Why do the right-brained rage?

July 1, 2000
Jimmy Buffet, the popular singer, says it "suks." Others consider it a curse. And a few, if they had their way, would ban it from schools altogether

Jimmy Buffet, the popular singer, says it "suks." Others consider it a curse. And a few, if they had their way, would ban it from schools altogether.

What is this terrible scourge that incites fear and loathing in the hearts of "ParrotHeads" and school board administrators across the land? Would you believe, math.

It wasn't always this way, of course. Math used to be the foundation on which America's school system proudly stood before the world. Now, the third of the "three R's" has become a stumbling block, an academic hurdle that can't be made low enough to pass the average student, particularly in the public schools. So we attack and ridicule it. We blame math, not ourselves.

I admit math didn't come naturally for me. I struggled with it for many years. But in the sixth grade, several things clicked in my life, and one of them was math. From that point on, I enjoyed just about all of my math classes – expect maybe probability theory.

If Buffet, in his song, Math Suks, thinks algebra is "from some kind of a third dimension," he ought to check out probability theory. I swear, my sons will never take that course during the summer like I did. Instead of putting criminals in jail, we should make them concentrate on "Chebyshev polynomials" and "random walks" when it's 85° outside and their friends are swimming and playing softball every day.

That's one of the problems with math, by the way. It requires you to give something up, namely play time, which isn't to the liking of a growing segment of Americans today. Some of these less-than-ambitious people spend more time avoiding work than actually doing it. No wonder they don't like math.
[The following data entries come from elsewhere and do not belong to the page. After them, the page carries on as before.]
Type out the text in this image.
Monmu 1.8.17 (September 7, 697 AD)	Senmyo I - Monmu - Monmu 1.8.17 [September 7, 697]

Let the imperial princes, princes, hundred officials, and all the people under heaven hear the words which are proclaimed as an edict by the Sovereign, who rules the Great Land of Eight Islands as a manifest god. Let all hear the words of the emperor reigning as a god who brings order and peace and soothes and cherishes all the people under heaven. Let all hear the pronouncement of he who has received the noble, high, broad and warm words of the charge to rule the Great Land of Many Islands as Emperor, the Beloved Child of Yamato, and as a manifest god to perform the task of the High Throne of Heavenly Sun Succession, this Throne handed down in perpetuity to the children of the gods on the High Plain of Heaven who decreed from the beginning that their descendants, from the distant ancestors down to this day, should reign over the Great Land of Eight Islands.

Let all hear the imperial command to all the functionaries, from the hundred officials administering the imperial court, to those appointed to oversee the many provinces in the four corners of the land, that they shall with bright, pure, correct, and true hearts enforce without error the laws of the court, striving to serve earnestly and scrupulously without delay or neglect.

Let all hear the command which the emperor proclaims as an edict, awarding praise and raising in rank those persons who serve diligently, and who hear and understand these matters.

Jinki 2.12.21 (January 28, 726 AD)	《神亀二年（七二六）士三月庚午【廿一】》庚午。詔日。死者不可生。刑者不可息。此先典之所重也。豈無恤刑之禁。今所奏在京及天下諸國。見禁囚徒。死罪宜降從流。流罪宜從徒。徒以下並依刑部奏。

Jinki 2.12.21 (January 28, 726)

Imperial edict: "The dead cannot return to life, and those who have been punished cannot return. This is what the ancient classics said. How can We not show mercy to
Something else about math that frustrates a lot of "rightbrained" people is that it never lets you bend the rules. Math makes everyone play by the same rules, the same way, every time, without exception. This steadfastness flies in the face of our "feel-good" society, where people no longer even find it necessary to explain why they'll say something one day and do something else the next.

With math, you can rest assured that if "2+2=4" before you go to bed at night, it will be that way when you wake up in the morning. The "equals sign" is kind of like a promise. Once it's made, you can count on it. Maybe that's one of the reasons why math scores are so low these days. Too many children have learned the only thing they can count on is broken promises.

Another reason math is so hard to grasp for so many people is that it's too precise for their blurred thinking. Even the simplest arithmetic cuts like a sharp sword, leaving no middle ground. If you're calculating "2x3" and you come up with "5" or "7," for example, you're close – you may even be convinced you're right – but you're still wrong. And no amount of rationalizing or dancing on the issues is going to change that. With math, you're hot or you're not.

Granted, math may be rigid, but if it were anything else, we'd be in a lot of trouble. Imagine pumping 15 gallons of gas into your car on a morning when "15" means "3," and then heading out into the desert – without your sunblock. Or how about flying in a plane where everything from component fits to control signals depends on how the in-flight lunch tastes to the guy sitting next to you. As ridiculous as this sounds, the uncertainties of our world often hinge on feelings and moods that are no more controllable and every bit as trivial.

And that brings me to the quality I like most about math. Although math doesn't prevent us from failing, it's ready whenever we are to get up and try again. It will even help us figure out where we went wrong, and is just as eager to show us when we've got it right. In the meantime, as we grope for answers, math even provides us with "fudge factors" to help us get by with our partial and incomplete models and theories.

If I taught math, I'd tell the students about this quality first. I'd want them to know they don't have to be afraid of coming up with the wrong answer. Just keep your erasers handy, I'd say, and don't be too proud to use them. Although I wouldn't want anyone to intentionally make a mistake, I'd explain that, in my class, making and correcting mistakes is part of the learning process.